Ohno K, Suzuki K
Department of Neurology, University of North Carolina School of Medicine, Chapel Hill 27599.
Biochem Biophys Res Commun. 1988 May 31;153(1):463-9. doi: 10.1016/s0006-291x(88)81247-6.
Abnormal beta-hexosaminidase alpha chain mRNAs from an Ashkenazi Jewish patient with the classical infantile Tay-Sachs disease contained intact or truncated intron 12 sequences. Sequence analysis showed a single nucleotide transversion at the 5' donor site of intron 12 from the normal G to C. This provides the first evidence that this junctional mutation, also found independently in two other laboratories by analysis of genomic clones, results in functional abnormality. Analysis with normal and mutant oligonucleotides as probes indicated that our patient was a compound heterozygote with only one allele having the transversion. The patient studied in the other two laboratories was also a compound heterozygote. Another Ashkenazi Jewish patient was normal in this region in both alleles. Thus, the splicing defect is the underlying genetic cause in some but not all Ashkenazi Jewish patients with Tay-Sachs disease.

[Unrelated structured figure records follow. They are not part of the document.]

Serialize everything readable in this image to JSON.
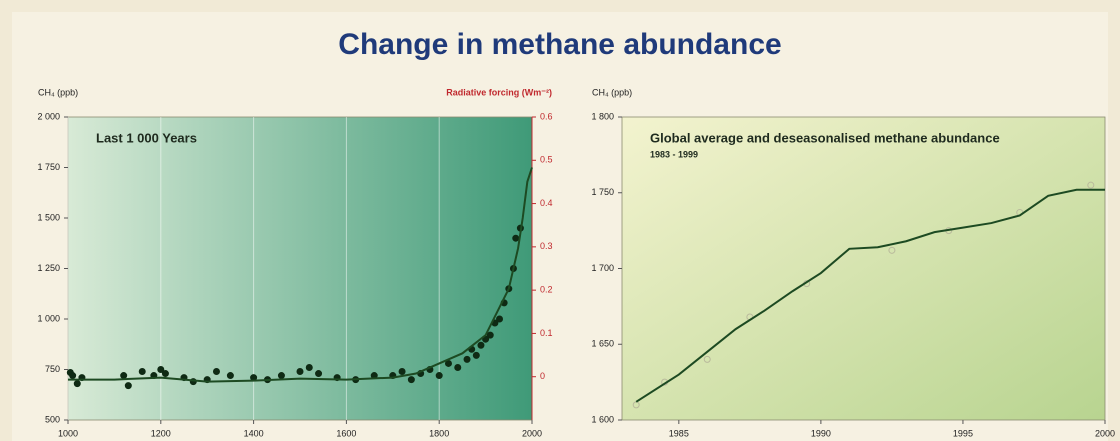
{
  "title": "Change in methane abundance",
  "chart_data": [
    {
      "type": "line",
      "title": "Last 1 000 Years",
      "ylabel": "CH₄ (ppb)",
      "y2label": "Radiative forcing (Wm⁻²)",
      "xlim": [
        1000,
        2000
      ],
      "xticks": [
        1000,
        1200,
        1400,
        1600,
        1800,
        2000
      ],
      "ylim": [
        500,
        2000
      ],
      "yticks": [
        500,
        750,
        {
          "value": 1000,
          "label": "1 000"
        },
        {
          "value": 1250,
          "label": "1 250"
        },
        {
          "value": 1500,
          "label": "1 500"
        },
        {
          "value": 1750,
          "label": "1 750"
        },
        {
          "value": 2000,
          "label": "2 000"
        }
      ],
      "y2lim": [
        -0.1,
        0.6
      ],
      "y2ticks": [
        0,
        0.1,
        0.2,
        0.3,
        0.4,
        0.5,
        0.6
      ],
      "grid": true,
      "series": [
        {
          "mode": "markers",
          "color": "#0f2a14",
          "x": [
            1005,
            1010,
            1020,
            1030,
            1120,
            1130,
            1160,
            1185,
            1200,
            1210,
            1250,
            1270,
            1300,
            1320,
            1350,
            1400,
            1430,
            1460,
            1500,
            1520,
            1540,
            1580,
            1620,
            1660,
            1700,
            1720,
            1740,
            1760,
            1780,
            1800,
            1820,
            1840,
            1860,
            1870,
            1880,
            1890,
            1900,
            1910,
            1920,
            1930,
            1940,
            1950,
            1960,
            1965,
            1975
          ],
          "values": [
            735,
            720,
            680,
            710,
            720,
            670,
            740,
            720,
            750,
            730,
            710,
            690,
            700,
            740,
            720,
            710,
            700,
            720,
            740,
            760,
            730,
            710,
            700,
            720,
            720,
            740,
            700,
            730,
            750,
            720,
            780,
            760,
            800,
            850,
            820,
            870,
            900,
            920,
            980,
            1000,
            1080,
            1150,
            1250,
            1400,
            1450
          ]
        },
        {
          "mode": "line",
          "color": "#1d4a22",
          "x": [
            1000,
            1100,
            1200,
            1300,
            1400,
            1500,
            1600,
            1700,
            1750,
            1800,
            1850,
            1900,
            1950,
            1970,
            1980,
            1990,
            2000
          ],
          "values": [
            700,
            700,
            710,
            690,
            695,
            705,
            700,
            710,
            730,
            780,
            830,
            920,
            1150,
            1350,
            1500,
            1680,
            1750
          ]
        }
      ]
    },
    {
      "type": "line",
      "title": "Global average and deseasonalised methane abundance",
      "subtitle": "1983 - 1999",
      "ylabel": "CH₄ (ppb)",
      "xlim": [
        1983,
        2000
      ],
      "xticks": [
        1985,
        1990,
        1995,
        2000
      ],
      "ylim": [
        1600,
        1800
      ],
      "yticks": [
        {
          "value": 1600,
          "label": "1 600"
        },
        {
          "value": 1650,
          "label": "1 650"
        },
        {
          "value": 1700,
          "label": "1 700"
        },
        {
          "value": 1750,
          "label": "1 750"
        },
        {
          "value": 1800,
          "label": "1 800"
        }
      ],
      "grid": false,
      "series": [
        {
          "mode": "markers",
          "color": "#b9b99c",
          "x": [
            1983.5,
            1984.5,
            1986,
            1987.5,
            1989.5,
            1992.5,
            1994.5,
            1997,
            1999.5
          ],
          "values": [
            1610,
            1625,
            1640,
            1668,
            1690,
            1712,
            1725,
            1737,
            1755
          ]
        },
        {
          "mode": "line",
          "color": "#1d4a22",
          "x": [
            1983.5,
            1985,
            1986,
            1987,
            1988,
            1989,
            1990,
            1991,
            1992,
            1993,
            1994,
            1995,
            1996,
            1997,
            1998,
            1999,
            2000
          ],
          "values": [
            1612,
            1630,
            1645,
            1660,
            1672,
            1685,
            1697,
            1713,
            1714,
            1718,
            1724,
            1727,
            1730,
            1735,
            1748,
            1752,
            1752
          ]
        }
      ]
    }
  ]
}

一名患有典型婴儿型泰-萨克斯病的阿什肯纳兹犹太患者的异常β-己糖胺酶α链mRNA包含完整或截短的内含子12序列。序列分析显示,内含子12的5'供体位点处有一个单核苷酸颠换,从正常的G变为C。这首次证明了这种连接突变(另外两个实验室通过分析基因组克隆也独立发现了该突变)会导致功能异常。用正常和突变的寡核苷酸作为探针进行分析表明,我们的患者是复合杂合子,只有一个等位基因发生了颠换。在另外两个实验室研究的患者也是复合杂合子。另一名阿什肯纳兹犹太患者在该区域的两个等位基因均正常。因此,剪接缺陷是部分而非所有阿什肯纳兹犹太泰-萨克斯病患者的潜在遗传病因。